Mahasiswa Indonesia Berharap Jam Kerja Mereka di Australia Tak Perlu Dibatasi
Mahasiswa doktoral bidang teknik di Monash University, Naufan Nurrosyid, mengaku tak ingin menyia-nyiakan waktunya di Australia sehingga memilih bekerja sebagai cleaner dan asisten dosen.  (Supplied)

Bangga bisa bekerja di Australia

Pengalaman bekerja di Australia yang menyenangkan juga dialami Jessica Vania Budiman, mahasiswa S1 jurusan desain komunikasi visual di University of South Australia.

Perempuan asal Jogja yang akrab disapa Jess tiba di Adelaide sejak Februari 2022 dan kini bekerja di pabrik es krim.

"Aku bekerja casual lima hari di pabrik es krim sejak tahun lalu. Menyenangkan sih. Kalau tidak sedang kuliah saya bisa kerja delapan hingga sembilan jam. Kalau pas kuliah kira-kira setengah hari jadi lima jam," ujarnya.

Di masa awal kerjanya, Jess ditempatkan di bagian produksi, namun sekarang telah dipercaya oleh perusahaan untuk membantu di kantor.

"Aku dikasih kesempatan untuk kerja sesuai bidangku di desain grafis. Jadi di samping kerja di produksi juga kerja di office," jelasnya.

"Aku merasa bangga bisa bekerja sesuai dengan jurusanku di Australia," kata Jess.
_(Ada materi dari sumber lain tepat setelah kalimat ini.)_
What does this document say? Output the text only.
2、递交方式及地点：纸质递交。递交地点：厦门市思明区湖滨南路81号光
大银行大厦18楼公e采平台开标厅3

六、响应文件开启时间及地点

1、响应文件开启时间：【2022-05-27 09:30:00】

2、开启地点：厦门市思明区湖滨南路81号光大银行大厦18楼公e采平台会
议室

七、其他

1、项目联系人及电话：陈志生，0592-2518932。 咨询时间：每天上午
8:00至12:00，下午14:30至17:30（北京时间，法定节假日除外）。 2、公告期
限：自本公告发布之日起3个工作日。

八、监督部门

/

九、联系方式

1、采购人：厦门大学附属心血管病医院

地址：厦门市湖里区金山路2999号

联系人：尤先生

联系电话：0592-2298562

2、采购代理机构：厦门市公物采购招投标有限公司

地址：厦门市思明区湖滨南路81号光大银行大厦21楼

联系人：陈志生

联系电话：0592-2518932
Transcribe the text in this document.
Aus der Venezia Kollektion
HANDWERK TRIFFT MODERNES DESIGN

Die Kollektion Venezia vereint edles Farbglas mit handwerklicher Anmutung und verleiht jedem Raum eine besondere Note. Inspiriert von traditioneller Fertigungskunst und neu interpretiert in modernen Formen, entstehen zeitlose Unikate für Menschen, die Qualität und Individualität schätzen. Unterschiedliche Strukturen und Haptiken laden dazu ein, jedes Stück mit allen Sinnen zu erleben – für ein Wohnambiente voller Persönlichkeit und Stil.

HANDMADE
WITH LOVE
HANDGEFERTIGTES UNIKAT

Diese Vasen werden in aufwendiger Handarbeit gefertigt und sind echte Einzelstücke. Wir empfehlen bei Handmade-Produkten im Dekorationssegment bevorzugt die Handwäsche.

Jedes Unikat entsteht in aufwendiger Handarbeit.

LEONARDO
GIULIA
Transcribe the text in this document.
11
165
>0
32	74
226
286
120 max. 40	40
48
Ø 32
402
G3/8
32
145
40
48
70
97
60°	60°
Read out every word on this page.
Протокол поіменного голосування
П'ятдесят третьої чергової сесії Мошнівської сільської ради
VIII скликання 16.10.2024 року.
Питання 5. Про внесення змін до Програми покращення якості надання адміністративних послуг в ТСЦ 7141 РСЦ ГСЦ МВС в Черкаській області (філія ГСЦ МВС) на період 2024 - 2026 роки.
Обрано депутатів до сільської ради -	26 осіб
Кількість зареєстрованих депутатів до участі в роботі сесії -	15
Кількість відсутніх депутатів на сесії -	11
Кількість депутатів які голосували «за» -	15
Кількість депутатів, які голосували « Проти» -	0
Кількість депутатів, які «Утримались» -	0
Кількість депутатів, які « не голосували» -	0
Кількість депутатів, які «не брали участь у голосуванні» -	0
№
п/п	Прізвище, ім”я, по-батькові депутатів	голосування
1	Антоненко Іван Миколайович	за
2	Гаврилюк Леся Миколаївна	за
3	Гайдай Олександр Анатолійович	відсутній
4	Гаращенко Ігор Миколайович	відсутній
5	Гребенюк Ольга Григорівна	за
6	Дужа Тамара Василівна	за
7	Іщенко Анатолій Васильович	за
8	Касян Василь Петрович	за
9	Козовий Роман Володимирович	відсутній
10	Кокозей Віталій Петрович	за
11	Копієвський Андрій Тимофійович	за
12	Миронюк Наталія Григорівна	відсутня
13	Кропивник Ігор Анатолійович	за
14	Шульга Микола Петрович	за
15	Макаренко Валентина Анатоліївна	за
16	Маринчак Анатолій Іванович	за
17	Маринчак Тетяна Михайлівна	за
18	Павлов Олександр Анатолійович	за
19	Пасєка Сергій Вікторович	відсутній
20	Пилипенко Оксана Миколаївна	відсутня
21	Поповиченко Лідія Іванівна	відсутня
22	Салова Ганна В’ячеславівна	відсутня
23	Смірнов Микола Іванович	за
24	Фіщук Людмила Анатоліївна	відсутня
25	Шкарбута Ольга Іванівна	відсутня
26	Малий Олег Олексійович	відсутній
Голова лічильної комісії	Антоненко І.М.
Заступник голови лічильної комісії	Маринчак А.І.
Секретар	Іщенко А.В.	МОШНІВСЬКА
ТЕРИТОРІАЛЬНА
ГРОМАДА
Menurut pengalamannya sebagai mahasiswa sambil bekerja, Jess menilai pembatasan jam kerja seharusnya tidak perlu karena setiap mahasiswa tentunya sudah mengetahui prioritas mereka masing-masing.

"Apalagi seperti saya dari Indonesia ya, saya mau ambil kesempatan sebanyak-banyaknya untuk kerja di sini karena kurikulum pendidikannya juga lebih renggang daripada kurikulum di Indonesia," jelas anak pertama dari dua bersaudara ini.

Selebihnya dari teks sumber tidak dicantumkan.